Elbette Harris’in Mezopotamya’da keskinleşen hava gücü stratejisi, İkinci Dünya Savaşı sırasında bu kez Avrupa’nın başına musallat olacaktı. Bomber Command’ın başkomutanı olarak öne çıkan Harris, hava mareşali rütbesine yükseldi. Ardından, Mayıs 1942’de Köln’e düzenlenen “bin bombardıman uçağı” saldırısıyla başlayan ve sivil şehirleri yoğun biçimde hedef alan taktiğin öncüsü oldu. Onun “topyekûn savaş” hava harekâtı, 1945’te Dresden’e yapılan meşhur yangın bombardımanıyla doruk noktasına ulaştı. “Almanya’nın Floransa’sı” olarak bilinen şehirde sekiz mil karelik bir alan yerle bir edildi ve çoğunluğu sivil en az 25.000 kişi yaşamını yitirdi.

Gökyüzünden Gelen Terör

Sonuç olarak, Bomber Harris’in ölüm saçan gökyüzünün sonunda Avrupa’ya dönmesi, bizim kendi yeni-emperyalistlerimiz için ibretlik bir ders olmalıdır. Gerçekten de, şu anda Avrupa da en az Orta Doğu kadar tehditkâr insansız hava araçlarıyla karşı karşıyadır. Dahası, gerçek bir uluslararası liderliğin aksine, Orta Doğu’daki negatif hegemonyanın Frankenstein canavarı yalnızca karşı koyuş ve direniş üretmektedir. İsrail’in teknolojik üstünlüğüne rağmen, neredeyse hiç dokunulmazlık kazanabilmiş değildir. Örneğin, yoksulluk ve savaşla kuşatılmış Yemen, Gazze’deki soykırımı protesto etmek amacıyla Kızıldeniz’i uluslararası deniz taşımacılığına neredeyse tamamen kapatmayı başarmış ve İsrail’i hipersonik füzelerle vurarak Eilat Limanı’nı işlevsiz hâle getirmiştir. İran da, söz konusu 12 günlük savaş sırasında, tamamen çaresiz olmadığını kanıtlamıştır. İsrail’in en büyük petrol rafinerisini imha etmiş, kritik askerî ve araştırma tesislerini hedef almıştır. İsrail, İran hükümetini sarsmak bir yana, İran halkını bayrak etrafında kenetlenmeye itmiş görünmektedir. Hatta İran’ın yüksek oranda zenginleştirilmiş uranyum stokunun etkilenip etkilenmediği dahi belli değildir.
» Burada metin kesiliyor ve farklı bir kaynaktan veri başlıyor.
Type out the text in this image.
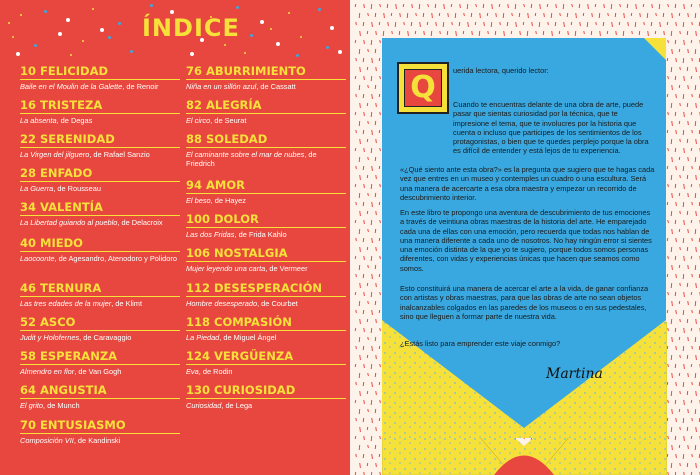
ÍNDICE
10 FELICIDAD
Baile en el Moulin de la Galette, de Renoir
16 TRISTEZA
La absenta, de Degas
22 SERENIDAD
La Virgen del jilguero, de Rafael Sanzio
28 ENFADO
La Guerra, de Rousseau
34 VALENTÍA
La Libertad guiando al pueblo, de Delacroix
40 MIEDO
Laocoonte, de Agesandro, Atenodoro y Polidoro
46 TERNURA
Las tres edades de la mujer, de Klimt
52 ASCO
Judit y Holofernes, de Caravaggio
58 ESPERANZA
Almendro en flor, de Van Gogh
64 ANGUSTIA
El grito, de Munch
70 ENTUSIASMO
Composición VII, de Kandinski
76 ABURRIMIENTO
Niña en un sillón azul, de Cassatt
82 ALEGRÍA
El circo, de Seurat
88 SOLEDAD
El caminante sobre el mar de nubes, de Friedrich
94 AMOR
El beso, de Hayez
100 DOLOR
Las dos Fridas, de Frida Kahlo
106 NOSTALGIA
Mujer leyendo una carta, de Vermeer
112 DESESPERACIÓN
Hombre desesperado, de Courbet
118 COMPASIÓN
La Piedad, de Miguel Ángel
124 VERGÜENZA
Eva, de Rodin
130 CURIOSIDAD
Curiosidad, de Lega
Q	uerida lectora, querido lector:
Cuando te encuentras delante de una obra de arte, puede pasar que sientas curiosidad por la técnica, que te impresione el tema, que te involucres por la historia que cuenta o incluso que participes de los sentimientos de los protagonistas, o bien que te quedes perplejo porque la obra es difícil de entender y está lejos de tu experiencia.
«¿Qué siento ante esta obra?» es la pregunta que sugiero que te hagas cada vez que entres en un museo y contemples un cuadro o una escultura. Será una manera de acercarte a esa obra maestra y empezar un recorrido de descubrimiento interior.
En este libro te propongo una aventura de descubrimiento de tus emociones a través de veintiuna obras maestras de la historia del arte. He emparejado cada una de ellas con una emoción, pero recuerda que todas nos hablan de una manera diferente a cada uno de nosotros. No hay ningún error si sientes una emoción distinta de la que yo te sugiero, porque todos somos personas diferentes, con vidas y experiencias únicas que hacen que seamos como somos.
Esto constituirá una manera de acercar el arte a la vida, de ganar confianza con artistas y obras maestras, para que las obras de arte no sean objetos inalcanzables colgados en las paredes de los museos o en sus pedestales, sino que lleguen a formar parte de nuestra vida.
¿Estás listo para emprender este viaje conmigo?
Martina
En çarpıcısı ise, İsrail’in Gazze’deki Filistinlilere —çoğu zaman ABD tarafından sağlanan silahlarla— zulmetme kapasitesi, dünya çapında derin bir tiksinti yaratmıştır. İsrail giderek daha fazla tecrit ediliyor; başbakanı, Uluslararası Ceza Mahkemesi’nin hakkında tutuklama emri çıkarmasından korktuğu için artık Fransa ve İspanya hava sahasını bile kullanamıyor. Orta Doğu halkları öfkeyle kaynıyor; birçok Avrupalı da aynı şekilde. Ekim ayı başında, İtalya’nın büyük işçi sendikaları genel grev çağrısı yaptı ve Gazze’ye insani yardım ulaştırmaya çalışan bir dizi gemiden oluşan Global Sumud Filosu’nu durdurmasını protesto etmek amacıyla ülkeyi fiilen kapattı. Tıpkı Bomber Harris’in Irak’taki talihsiz hâkimiyetinde olduğu gibi, Gazze’de ve ötesinde gökten inen terörün uzun vadeli bir Büyük Strateji olarak başarısızlıkla sonuçlanması kuvvetle muhtemeldir.